Parmi la somme de témoignages recueillis dans le documentaire Nasri, la mauvaise réputation, diffusé ce lundi soir (20h50) sur la chaîne l'Equipe, il en est un qui semble venir du fond des âges : celui de l'ex-sélectionneur des Bleus (2010-2012) Laurent Blanc, l'homme qui a écopé le bateau après la grève du bus de Knysna, celui aussi que le milieu de terrain international Samir Nasri aura torpillé en qualifiant un journaliste de «fils de pute» à l'issue d'un championnat d'Europe après lequel Blanc, jugé par la Fédération incapable de tenir ses hommes, fut remplacé par Didier Deschamps. En toute rigueur, l'entraîneur, champion du monde 98 du temps de sa vie de joueur, aurait dû découper Nasri, brocarder son indiscipline puis son ingratitude (Blanc ayant préféré Nasri à Mathieu Valbuena pendant l'Euro ukrainien) ou à tout le moins laissé planer une sorte d'amertume rétrospective.
Mais Blanc ne touche même pas un cheveu de sa tête. De la compréhension, de l'empathie même, une absence totale de sous-entendu («on s'est expliqué entre quatre yeux avec Samir») et une sorte de plaidoyer qui, à bien y regarder, n'est pas tant à l'intention du joueur qu'à celle de tous les joueurs du monde. Quand il est mis sur le banc, Nasri est toxique comme tout le monde. En revanche, il est plus franc que la moyenne.
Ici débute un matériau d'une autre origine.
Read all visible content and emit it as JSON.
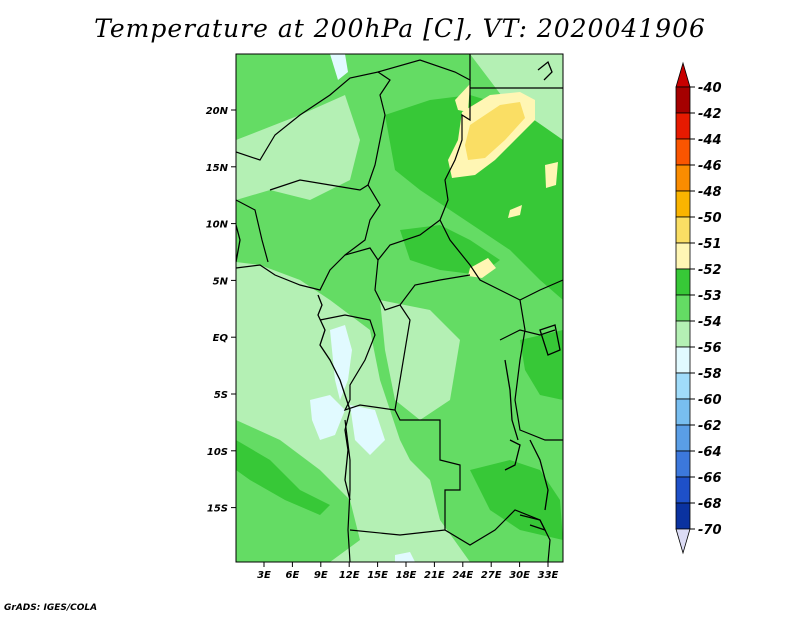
{
  "title": "Temperature at 200hPa [C], VT: 2020041906",
  "credit": "GrADS: IGES/COLA",
  "map": {
    "lat_labels": [
      "20N",
      "15N",
      "10N",
      "5N",
      "EQ",
      "5S",
      "10S",
      "15S"
    ],
    "lon_labels": [
      "3E",
      "6E",
      "9E",
      "12E",
      "15E",
      "18E",
      "21E",
      "24E",
      "27E",
      "30E",
      "33E"
    ]
  },
  "colorbar": {
    "labels": [
      "-40",
      "-42",
      "-44",
      "-46",
      "-48",
      "-50",
      "-51",
      "-52",
      "-53",
      "-54",
      "-56",
      "-58",
      "-60",
      "-62",
      "-64",
      "-66",
      "-68",
      "-70"
    ],
    "colors": [
      "#a50000",
      "#e61a00",
      "#fa5500",
      "#fa8c00",
      "#fab400",
      "#fade64",
      "#fff6b4",
      "#37c837",
      "#64dc64",
      "#b4f0b4",
      "#e1faff",
      "#a0dcfa",
      "#78bef0",
      "#5a9ee6",
      "#3c78dc",
      "#1e50c8",
      "#0a32a0",
      "#0a1464"
    ],
    "top_color": "#c80000",
    "bottom_color": "#dcdcf5"
  }
}
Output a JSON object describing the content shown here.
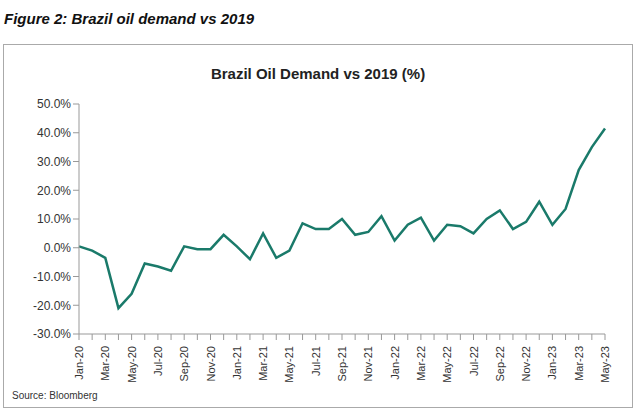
{
  "chart_data": {
    "type": "line",
    "figure_title": "Figure 2: Brazil oil demand vs 2019",
    "title": "Brazil Oil Demand vs 2019 (%)",
    "source": "Source: Bloomberg",
    "categories": [
      "Jan-20",
      null,
      "Mar-20",
      null,
      "May-20",
      null,
      "Jul-20",
      null,
      "Sep-20",
      null,
      "Nov-20",
      null,
      "Jan-21",
      null,
      "Mar-21",
      null,
      "May-21",
      null,
      "Jul-21",
      null,
      "Sep-21",
      null,
      "Nov-21",
      null,
      "Jan-22",
      null,
      "Mar-22",
      null,
      "May-22",
      null,
      "Jul-22",
      null,
      "Sep-22",
      null,
      "Nov-22",
      null,
      "Jan-23",
      null,
      "Mar-23",
      null,
      "May-23"
    ],
    "values": [
      0.5,
      -1,
      -3.5,
      -21,
      -16,
      -5.5,
      -6.5,
      -8,
      0.5,
      -0.5,
      -0.5,
      4.5,
      0.5,
      -4,
      5,
      -3.5,
      -1,
      8.5,
      6.5,
      6.5,
      10,
      4.5,
      5.5,
      11,
      2.5,
      8,
      10.5,
      2.5,
      8,
      7.5,
      5,
      10,
      13,
      6.5,
      9,
      16,
      8,
      13.5,
      27,
      35,
      41.5
    ],
    "color": "#1a7a6a",
    "ylim": [
      -30,
      50
    ],
    "yticks": [
      {
        "value": -30,
        "label": "-30.0%"
      },
      {
        "value": -20,
        "label": "-20.0%"
      },
      {
        "value": -10,
        "label": "-10.0%"
      },
      {
        "value": 0,
        "label": "0.0%"
      },
      {
        "value": 10,
        "label": "10.0%"
      },
      {
        "value": 20,
        "label": "20.0%"
      },
      {
        "value": 30,
        "label": "30.0%"
      },
      {
        "value": 40,
        "label": "40.0%"
      },
      {
        "value": 50,
        "label": "50.0%"
      }
    ],
    "grid": false
  }
}
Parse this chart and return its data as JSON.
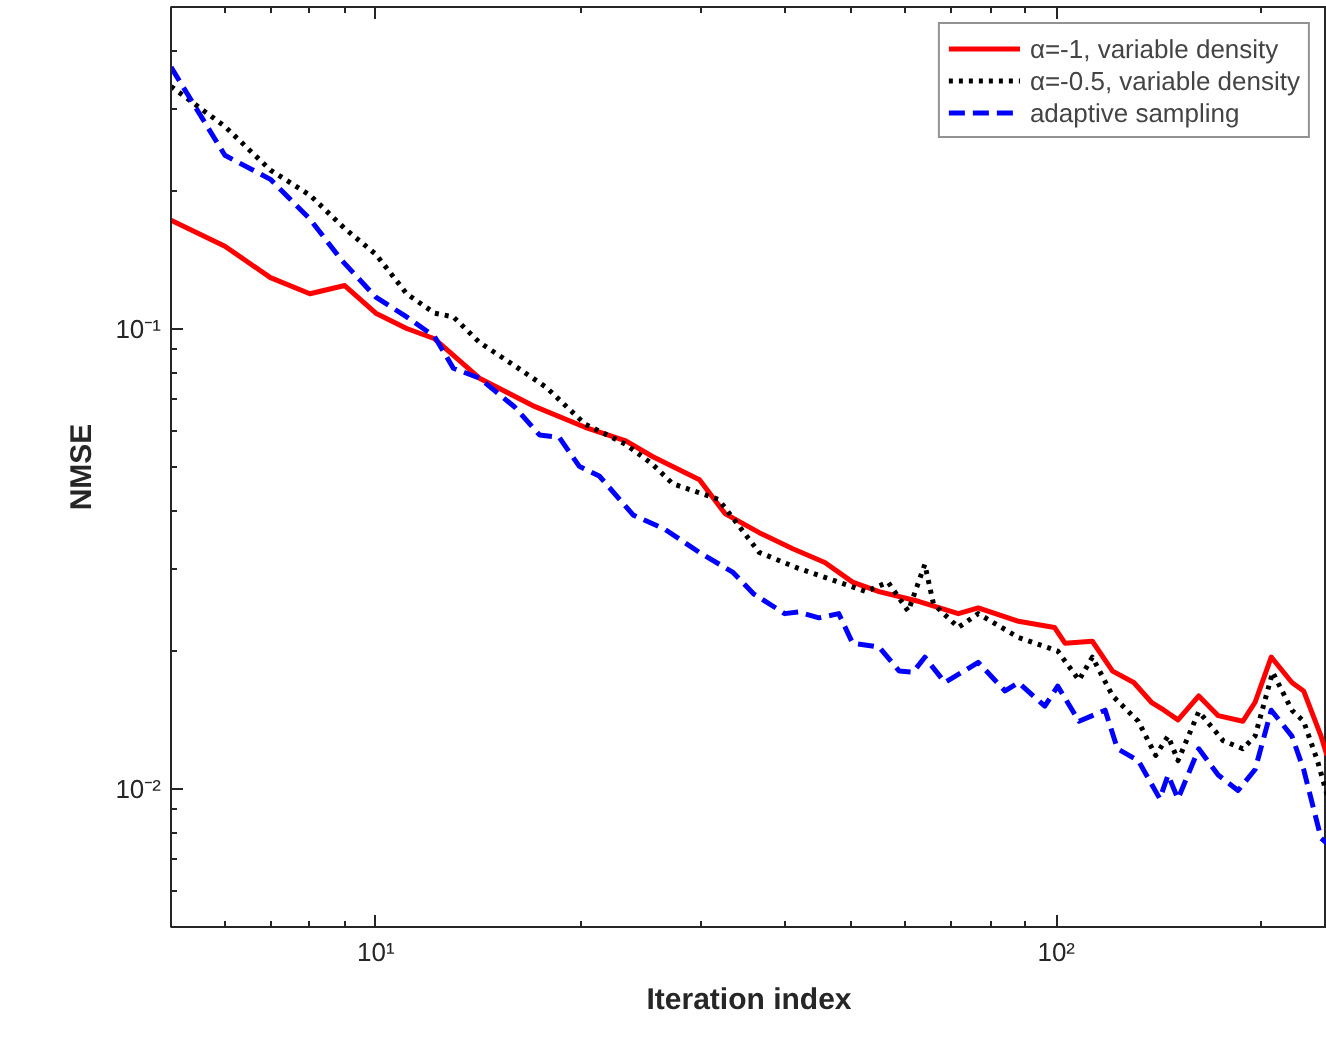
{
  "chart_data": {
    "type": "line",
    "xlabel": "Iteration index",
    "ylabel": "NMSE",
    "log": "xy",
    "xlim": [
      5,
      250
    ],
    "ylim": [
      0.005,
      0.5
    ],
    "xticks": [
      {
        "value": 10,
        "label": "10¹"
      },
      {
        "value": 100,
        "label": "10²"
      }
    ],
    "yticks": [
      {
        "value": 0.01,
        "label": "10⁻²"
      },
      {
        "value": 0.1,
        "label": "10⁻¹"
      }
    ],
    "grid": false,
    "legend": "top right",
    "marker": "none",
    "series": [
      {
        "name": "α=-1, variable density",
        "color": "#ff0000",
        "line_style": "solid",
        "x": [
          5,
          6,
          7,
          8,
          9,
          10,
          11.1,
          12.2,
          14.2,
          17,
          20.3,
          23.3,
          25.5,
          29.9,
          32.6,
          36.6,
          41,
          45.7,
          50.2,
          54.9,
          62.9,
          71.8,
          76.8,
          88,
          99.4,
          103,
          113,
          121,
          130,
          138,
          144,
          151,
          162,
          173,
          188,
          196,
          207,
          222,
          231,
          245,
          250
        ],
        "values": [
          0.172,
          0.151,
          0.129,
          0.119,
          0.124,
          0.108,
          0.1,
          0.095,
          0.078,
          0.068,
          0.061,
          0.057,
          0.0527,
          0.0469,
          0.0396,
          0.036,
          0.0332,
          0.031,
          0.0281,
          0.0268,
          0.0255,
          0.024,
          0.0247,
          0.0231,
          0.0224,
          0.0207,
          0.0209,
          0.018,
          0.017,
          0.0154,
          0.0148,
          0.0141,
          0.0159,
          0.0144,
          0.014,
          0.0154,
          0.0193,
          0.017,
          0.0163,
          0.013,
          0.0118
        ]
      },
      {
        "name": "α=-0.5, variable density",
        "color": "#000000",
        "line_style": "dotted",
        "x": [
          5,
          6,
          7,
          8,
          9,
          10,
          11.1,
          12.2,
          13,
          14.2,
          16,
          17.8,
          20.3,
          23.3,
          25.5,
          27.3,
          31.9,
          36.6,
          41.8,
          47.9,
          52.5,
          56.6,
          60.6,
          64.1,
          66,
          71.8,
          76.8,
          88,
          100.5,
          108,
          113,
          121,
          132,
          140,
          146,
          151,
          162,
          176,
          188,
          196,
          208,
          222,
          231,
          242,
          250
        ],
        "values": [
          0.336,
          0.275,
          0.221,
          0.195,
          0.165,
          0.145,
          0.119,
          0.108,
          0.106,
          0.0933,
          0.083,
          0.0745,
          0.062,
          0.056,
          0.0507,
          0.046,
          0.0425,
          0.0326,
          0.0301,
          0.0281,
          0.0268,
          0.0281,
          0.0243,
          0.0307,
          0.0252,
          0.0224,
          0.024,
          0.0213,
          0.0199,
          0.0172,
          0.0193,
          0.0159,
          0.014,
          0.0118,
          0.013,
          0.0115,
          0.0147,
          0.0127,
          0.0122,
          0.013,
          0.0179,
          0.0148,
          0.014,
          0.0115,
          0.0097
        ]
      },
      {
        "name": "adaptive sampling",
        "color": "#0000ff",
        "line_style": "dashed",
        "x": [
          5,
          6,
          7,
          8,
          8.9,
          10,
          11.1,
          12.2,
          13,
          14.2,
          16,
          17.4,
          18.6,
          19.9,
          21.3,
          23.9,
          26.6,
          29.9,
          33.5,
          35.9,
          39.9,
          41.8,
          44.8,
          47.9,
          50.2,
          54.9,
          58.8,
          61.6,
          64.1,
          68.6,
          76.8,
          84.1,
          88,
          96.2,
          100.5,
          108,
          118,
          123,
          132,
          142,
          146,
          151,
          162,
          173,
          185,
          196,
          207,
          222,
          231,
          245,
          250
        ],
        "values": [
          0.37,
          0.238,
          0.211,
          0.173,
          0.141,
          0.117,
          0.106,
          0.096,
          0.082,
          0.078,
          0.0675,
          0.0587,
          0.058,
          0.0502,
          0.0478,
          0.0393,
          0.0366,
          0.0326,
          0.0295,
          0.0265,
          0.024,
          0.0242,
          0.0235,
          0.024,
          0.0207,
          0.0203,
          0.018,
          0.0179,
          0.0193,
          0.017,
          0.0188,
          0.0163,
          0.017,
          0.0151,
          0.0167,
          0.014,
          0.0148,
          0.0122,
          0.0115,
          0.0095,
          0.0107,
          0.0095,
          0.0122,
          0.0107,
          0.0099,
          0.011,
          0.0148,
          0.013,
          0.011,
          0.0078,
          0.0076
        ]
      }
    ]
  }
}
Le reste, ce sont les fils invisibles (la gloire précoce, l'argent qui coule à flots et qui rend dingue l'environnement des joueurs, la prédation médiatique et la capacité à en jouer) qui tiennent les footballeurs entre eux et que le commun des mortels n'a aucune chance de comprendre.
Avec la grève du bus de Knysna, le cas Nasri est l'une des taches les plus sombres de l'histoire récente des Bleus : embuscade présumée à la sortie d'un hôtel pour intimider un coéquipier (William Gallas), accusation de racisme en 2014 envers un Deschamps qui portera plainte, proposition du même Nasri selon le Monde pour jouer les bons offices dans l'affaire du chantage à la sextape visant Valbuena, suspension pour dopage… Nasri, c'est un peu la face sombre du grand récit tricolore, ce qui fut du reste diagnostiqué comme tel par l'actuel sélectionneur quand il fit rouler sa tête dans le fossé en 2014.
Conclusions
Pour autant, dans ce documentaire particulièrement riche où Nasri n'a pas toujours la part belle, Blanc serre les rangs. Les joueurs sont seuls, quoi qu'ils fassent. Et Nasri a toujours détruit les rares points de contact avec ses contemporains (il avait par exemple jugé incompréhensible que les Tricolores ne chantent pas la Marseillaise avant les matchs, une posture jugée démagogique par ses pairs) avec un acharnement somme toute mystérieux, ce qui ne doit pas, selon Blanc, permettre de tirer des conclusions sur sa véritable personnalité et (encore moins) sur le joueur qu'il fut.
Au fil des témoignages qui s'accumulent (ses anciens coéquipiers Jean-Alain Boumsong et Alou Diarra, le président de la Fédération, Noël Le Graët, le père et les frères du joueur, ses anciens éducateurs, Raymond Domenech, le journaliste du Monde Gérard Davet…) se dessine un portrait cubique : impossible de recoller les morceaux ou d'additionner un plus un, le summum du trouble étant atteint lors d'une ancienne interview du joueur lui-même, charmeur et subtil au possible. Blanc a choisi son propre Nasri. D'autres aussi, qui voient qui un manipulateur, qui un bon fils. Aucun ne nuance sa propre position. Albert Camus a écrit un joueur que le football révélait les hommes. On n'en est plus là.